|
2004 CDF E-Log -- Day shift. Fri Feb 27, 2004 |
| SciCo |
DAQ Ace |
Monitoring Ace |
CO |
(Operations Manager) |
| Beate H./Rainer W. |
Vadim Khotilovic |
Natasa Miladinovic |
Franco Semeria |
JJ Schmidt |
Start of Shift Notes:  Tevatron dry squeeze under way. Waiting for shot setup.
Da Plan:
- taking cosmics until shot setup
- silicon SRC diagnostics.
Fri Feb 27 08:32:25
Unmarked S_VBIAS_B0W4L0 in IMon. Let's see if it stays green. - natasha
Fri Feb 27 08:39:01
call Guillelmo if shot setup. L3 currently in a funky state. - Beate/Rainer
Fri Feb 27 08:41:07
I have integrated a few nodes in the farm (all processor nodes are on-line now) and I am testing the l3proxy on pcom1.

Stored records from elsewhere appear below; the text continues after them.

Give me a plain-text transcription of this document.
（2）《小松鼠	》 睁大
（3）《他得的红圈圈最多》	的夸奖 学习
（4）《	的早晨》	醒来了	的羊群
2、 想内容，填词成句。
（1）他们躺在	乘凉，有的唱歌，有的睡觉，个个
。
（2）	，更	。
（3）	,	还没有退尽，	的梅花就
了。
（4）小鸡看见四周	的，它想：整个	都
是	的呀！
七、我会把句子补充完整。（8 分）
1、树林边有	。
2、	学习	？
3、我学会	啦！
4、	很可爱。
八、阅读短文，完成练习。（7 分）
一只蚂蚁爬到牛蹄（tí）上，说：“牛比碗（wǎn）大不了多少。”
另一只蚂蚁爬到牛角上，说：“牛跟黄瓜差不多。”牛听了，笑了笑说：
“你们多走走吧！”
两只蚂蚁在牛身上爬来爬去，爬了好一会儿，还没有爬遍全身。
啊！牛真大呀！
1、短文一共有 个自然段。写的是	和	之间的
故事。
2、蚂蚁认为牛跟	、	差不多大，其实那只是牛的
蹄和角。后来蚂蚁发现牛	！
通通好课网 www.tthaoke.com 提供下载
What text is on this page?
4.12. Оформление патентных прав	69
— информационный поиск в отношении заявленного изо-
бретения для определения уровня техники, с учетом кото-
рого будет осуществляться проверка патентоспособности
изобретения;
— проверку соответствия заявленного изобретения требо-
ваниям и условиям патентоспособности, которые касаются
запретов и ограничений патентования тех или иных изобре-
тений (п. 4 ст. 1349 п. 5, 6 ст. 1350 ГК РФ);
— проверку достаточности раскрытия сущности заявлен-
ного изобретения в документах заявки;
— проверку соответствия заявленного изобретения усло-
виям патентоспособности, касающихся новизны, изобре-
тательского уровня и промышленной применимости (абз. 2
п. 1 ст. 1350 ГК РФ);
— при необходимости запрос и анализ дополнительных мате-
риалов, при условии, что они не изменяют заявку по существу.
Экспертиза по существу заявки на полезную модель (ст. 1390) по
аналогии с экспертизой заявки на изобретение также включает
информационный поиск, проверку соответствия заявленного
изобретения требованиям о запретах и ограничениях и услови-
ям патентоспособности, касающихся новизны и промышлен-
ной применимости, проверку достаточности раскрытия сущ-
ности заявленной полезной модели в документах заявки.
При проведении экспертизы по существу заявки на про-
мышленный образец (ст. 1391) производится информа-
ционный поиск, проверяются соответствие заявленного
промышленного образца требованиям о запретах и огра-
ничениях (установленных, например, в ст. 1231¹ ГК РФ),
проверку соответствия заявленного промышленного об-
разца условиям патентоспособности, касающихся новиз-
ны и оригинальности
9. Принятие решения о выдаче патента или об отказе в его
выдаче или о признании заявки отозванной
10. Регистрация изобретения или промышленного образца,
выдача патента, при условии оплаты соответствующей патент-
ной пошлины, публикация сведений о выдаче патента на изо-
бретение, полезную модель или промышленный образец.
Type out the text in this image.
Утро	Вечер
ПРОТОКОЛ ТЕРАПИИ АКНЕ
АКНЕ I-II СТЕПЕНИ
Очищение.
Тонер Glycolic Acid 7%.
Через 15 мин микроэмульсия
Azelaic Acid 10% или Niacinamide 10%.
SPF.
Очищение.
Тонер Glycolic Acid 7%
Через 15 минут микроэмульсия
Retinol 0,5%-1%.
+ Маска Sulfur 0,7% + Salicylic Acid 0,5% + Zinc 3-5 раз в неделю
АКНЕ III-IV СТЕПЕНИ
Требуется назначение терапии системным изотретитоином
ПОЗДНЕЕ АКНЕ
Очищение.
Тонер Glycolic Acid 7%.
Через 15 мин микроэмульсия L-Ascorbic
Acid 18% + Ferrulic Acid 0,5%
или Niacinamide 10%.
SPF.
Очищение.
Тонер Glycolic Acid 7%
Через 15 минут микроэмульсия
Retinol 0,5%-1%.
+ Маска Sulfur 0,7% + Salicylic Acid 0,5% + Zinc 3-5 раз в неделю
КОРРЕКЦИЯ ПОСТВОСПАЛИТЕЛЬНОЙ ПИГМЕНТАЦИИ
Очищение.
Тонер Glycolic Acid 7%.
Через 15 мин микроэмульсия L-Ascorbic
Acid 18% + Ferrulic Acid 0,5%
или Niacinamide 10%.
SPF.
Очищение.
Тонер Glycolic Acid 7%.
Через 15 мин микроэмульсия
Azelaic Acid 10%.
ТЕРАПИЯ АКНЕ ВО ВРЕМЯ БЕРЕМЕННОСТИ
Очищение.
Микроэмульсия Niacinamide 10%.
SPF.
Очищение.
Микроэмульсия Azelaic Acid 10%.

If you have problems with l3proxy (please follow this order):
1) Try to restart it using the Ace Control Panel
2) If not possible, call me
3) If not answer (rare), page L3 - Guillelmo
-- Fri Feb 27 08:41:38 comment by...Guillelmo --
| | Call me when shot setup starts! (do NOT page L3) |
Fri Feb 27 08:42:23
Bill working IMU DSP code. See earlier
entry. - Beate/Rainer
Fri Feb 27 08:49:05
Run 179439
Activated at 2004.02.27 08:48:58 - RunControl
Fri Feb 27 08:49:43
Run 179439
ACTIVATE: COSMICS [12,391,403] - Vadim x2080
Fri Feb 27 09:04:28
PSM alarm: 1RR18C (IMU W muon TDCs) turned red. Channel 2 was out of range (-1.20V or so, when it should have been -5.20V), but after 2 minutes everything seems fine. - natasha
Fri Feb 27 09:05:57
VNODE1 gives the following message: "You have not been backed up since Thu Feb19 2004. Contact your backup administrator for more info.". Will send an email to Mark Knapp. - natasha
Fri Feb 27 09:10:18
Run 179439
Terminated at 2004.02.27 09:09:57 - RunControl
Fri Feb 27 09:12:26
Run 179439
TERMINATE: End run to put in crate imu00 - Vadim x2080
Fri Feb 27 09:15:39
Run 179444
Activated at 2004.02.27 09:14:42 - RunControl
Fri Feb 27 09:15:40
Run 179444
ACTIVATE: COSMICS [12,391,403] - Vadim x2080
Fri Feb 27 09:32:24
Run 179444
Terminated at 2004.02.27 09:32:02 - RunControl
Fri Feb 27 09:32:52
Run 179444
TERMINATE: will put the system to standby - Vadim x2080
Fri Feb 27 09:33:21
MCR calls - they will inject beam. end the run and put detectors to standby.
- Beate/Rainer
Fri Feb 27 09:47:56
Same PSM alarm as 40 minutes ago... (9:04 entry) - natasha
-- Fri Feb 27 10:02:11 comment by...Rainer -- Bill Badgett gets the blame. He was working on the crate in question.
Fri Feb 27 09:52:10
RC reported missing Icicle heartbeat. The Icicle looked like running. But I restarted it anyway. - Vadim
-- Fri Feb 27 09:57:06 comment by...Vadim -- heartbeat came back
Fri Feb 27 09:54:09
TOF HV wouldn't go down. There was some problem w/ Smacs (not exactly hung, but not responding properly). Also there was the "not backed up" message on the TOF PC. - natasha
-- Fri Feb 27 09:57:12 comment by...Rainer -- TOF expert arrived. working on it.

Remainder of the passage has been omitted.